Fabio R. Llorella est docteur en ingénierie informatique, diplômé en droit et en physique, et actuellement étudiant en philosophie à l’UNED (Espagne).
Le temps peut-il s’écouler lorsqu’il ne se produit absolument aucun changement ?
Cette question, au cœur de la célèbre expérience de pensée de Sydney Shoemaker, conduit à distinguer la mesure du temps de son être même. En la reprenant, Fabio R. Llorella Costa montre que l’hypothèse d’un « temps sans changement » présuppose peut-être déjà ce qu’elle prétend démontrer. Une réflexion claire et rigoureuse qui mène de l’analyse logique à une interrogation proprement ontologique sur la nature du devenir.
La question soulevée par l’expérience de Shoemaker
Qu’est-ce que le temps ? L’apparente simplicité de cette question contraste avec la difficulté que nous rencontrons lorsque nous tentons d’y répondre. Dans notre expérience quotidienne, le temps apparaît étroitement lié au mouvement et à la transformation. Nous constatons que le temps s’est écoulé parce que quelque chose a changé : la position du Soleil, les aiguilles d’une horloge ou encore la disposition même des objets qui nous entourent. Pourtant, cette association intuitive entre temps et changement ne suffit pas à résoudre la question métaphysique de ce qu’est réellement le temps. On peut se demander si le temps est produit par le changement ou s’il constitue, au contraire, une réalité indépendante au sein de laquelle se déroulent les événements. En d’autres termes : le temps continue-t-il d’exister lorsqu’il ne se produit aucun changement ?
Avant d’élaborer une théorie générale sur la nature du temps, le présent article se propose de répondre à une question plus circonscrite : peut-il exister un intervalle de temps pendant lequel il ne se produise absolument aucun changement ?
De nombreux philosophes ont tenté de répondre à cette question. Parmi eux figure le philosophe américain Sydney Shoemaker, qui formula en 1969 l’une des expériences de pensée les plus célèbres contre l’identification du temps au changement. Son objectif était de montrer que nous pouvons concevoir rationnellement l’existence d’un temps sans changement.

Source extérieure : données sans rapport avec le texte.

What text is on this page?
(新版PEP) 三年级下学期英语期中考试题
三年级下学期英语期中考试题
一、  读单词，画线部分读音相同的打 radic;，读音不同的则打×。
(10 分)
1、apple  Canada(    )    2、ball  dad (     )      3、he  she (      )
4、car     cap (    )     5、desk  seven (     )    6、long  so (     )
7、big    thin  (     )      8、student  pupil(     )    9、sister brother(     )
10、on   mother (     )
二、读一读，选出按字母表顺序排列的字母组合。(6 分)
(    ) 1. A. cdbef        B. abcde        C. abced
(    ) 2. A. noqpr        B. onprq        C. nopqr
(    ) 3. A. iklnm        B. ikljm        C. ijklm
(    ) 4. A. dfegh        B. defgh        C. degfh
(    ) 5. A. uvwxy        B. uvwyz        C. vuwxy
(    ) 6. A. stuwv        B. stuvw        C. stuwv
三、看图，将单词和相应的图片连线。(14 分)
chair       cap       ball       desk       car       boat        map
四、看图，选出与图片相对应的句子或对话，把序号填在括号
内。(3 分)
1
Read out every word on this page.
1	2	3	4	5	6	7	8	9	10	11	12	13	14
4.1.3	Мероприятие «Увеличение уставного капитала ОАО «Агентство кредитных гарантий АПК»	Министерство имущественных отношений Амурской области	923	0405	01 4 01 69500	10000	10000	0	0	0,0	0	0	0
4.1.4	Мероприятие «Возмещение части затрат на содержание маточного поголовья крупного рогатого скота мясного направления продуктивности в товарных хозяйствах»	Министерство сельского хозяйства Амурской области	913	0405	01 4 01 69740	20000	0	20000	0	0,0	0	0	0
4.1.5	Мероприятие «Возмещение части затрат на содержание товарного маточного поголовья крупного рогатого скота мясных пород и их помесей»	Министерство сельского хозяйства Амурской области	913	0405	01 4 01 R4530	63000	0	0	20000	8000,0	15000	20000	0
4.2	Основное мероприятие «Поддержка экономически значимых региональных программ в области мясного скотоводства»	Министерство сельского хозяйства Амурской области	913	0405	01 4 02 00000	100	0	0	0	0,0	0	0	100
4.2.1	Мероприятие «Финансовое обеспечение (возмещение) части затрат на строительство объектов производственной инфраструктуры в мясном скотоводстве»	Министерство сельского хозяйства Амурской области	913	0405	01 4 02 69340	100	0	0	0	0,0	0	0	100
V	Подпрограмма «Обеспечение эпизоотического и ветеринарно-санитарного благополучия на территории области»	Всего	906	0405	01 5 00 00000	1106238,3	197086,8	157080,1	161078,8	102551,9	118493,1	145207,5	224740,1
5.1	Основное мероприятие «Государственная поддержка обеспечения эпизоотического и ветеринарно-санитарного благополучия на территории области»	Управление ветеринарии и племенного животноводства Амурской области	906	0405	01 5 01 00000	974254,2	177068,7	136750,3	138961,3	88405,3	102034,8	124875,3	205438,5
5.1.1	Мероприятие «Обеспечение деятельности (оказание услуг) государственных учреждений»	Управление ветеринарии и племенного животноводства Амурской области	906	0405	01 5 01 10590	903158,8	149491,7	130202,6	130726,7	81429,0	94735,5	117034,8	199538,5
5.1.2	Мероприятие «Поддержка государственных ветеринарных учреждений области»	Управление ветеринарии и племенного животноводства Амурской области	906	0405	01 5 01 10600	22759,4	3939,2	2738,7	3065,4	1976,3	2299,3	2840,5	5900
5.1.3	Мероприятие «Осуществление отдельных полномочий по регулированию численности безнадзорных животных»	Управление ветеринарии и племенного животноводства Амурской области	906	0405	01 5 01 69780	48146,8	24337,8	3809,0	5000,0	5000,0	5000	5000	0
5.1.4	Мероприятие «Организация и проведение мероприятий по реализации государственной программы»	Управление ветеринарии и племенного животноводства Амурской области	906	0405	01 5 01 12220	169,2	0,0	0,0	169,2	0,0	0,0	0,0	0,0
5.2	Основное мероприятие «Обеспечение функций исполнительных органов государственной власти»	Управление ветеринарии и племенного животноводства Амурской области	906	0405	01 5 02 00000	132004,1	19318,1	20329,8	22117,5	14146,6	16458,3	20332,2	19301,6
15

Pour défendre cette possibilité, Shoemaker nous invite à imaginer un monde divisé en trois régions distinctes, désignées par A, B et C. Ces régions communiquent entre elles et sont habitées par des personnes capables d’observer ce qui se passe dans les autres régions.
Dans ce monde imaginaire survient une anomalie : à intervalles réguliers, l’une des régions est complètement figée pendant une année. Durant cette période, aucun changement ne s’y produit. Les habitants des deux autres régions peuvent constater qu’aucun événement ne s’y déroule. Une fois l’année écoulée, la région paralysée retrouve son activité normale et ses habitants recommencent à interagir librement. La situation leur paraît cependant étrange, car les autres régions ont continué d’évoluer tandis qu’eux-mêmes étaient restés figés.
Ces paralysies se produisent périodiquement dans les différentes régions. Jusqu’ici, nous ne sommes pas encore en présence d’un cas de temps sans changement, puisque chaque fois qu’une région est paralysée, les deux autres demeurent actives.
Imaginons maintenant que les paralysies suivent le schéma suivant : la région A est paralysée tous les trois ans, la région B tous les quatre ans et la région C tous les cinq ans. Il en résulte que, tous les soixante ans, les trois régions se trouvent simultanément paralysées pendant une année entière.
Shoemaker considère que nous disposons alors de ce que nous recherchions : un monde dans lequel existe une période de temps sans changement et dont les habitants peuvent prédire qu’une telle période s’est effectivement produite.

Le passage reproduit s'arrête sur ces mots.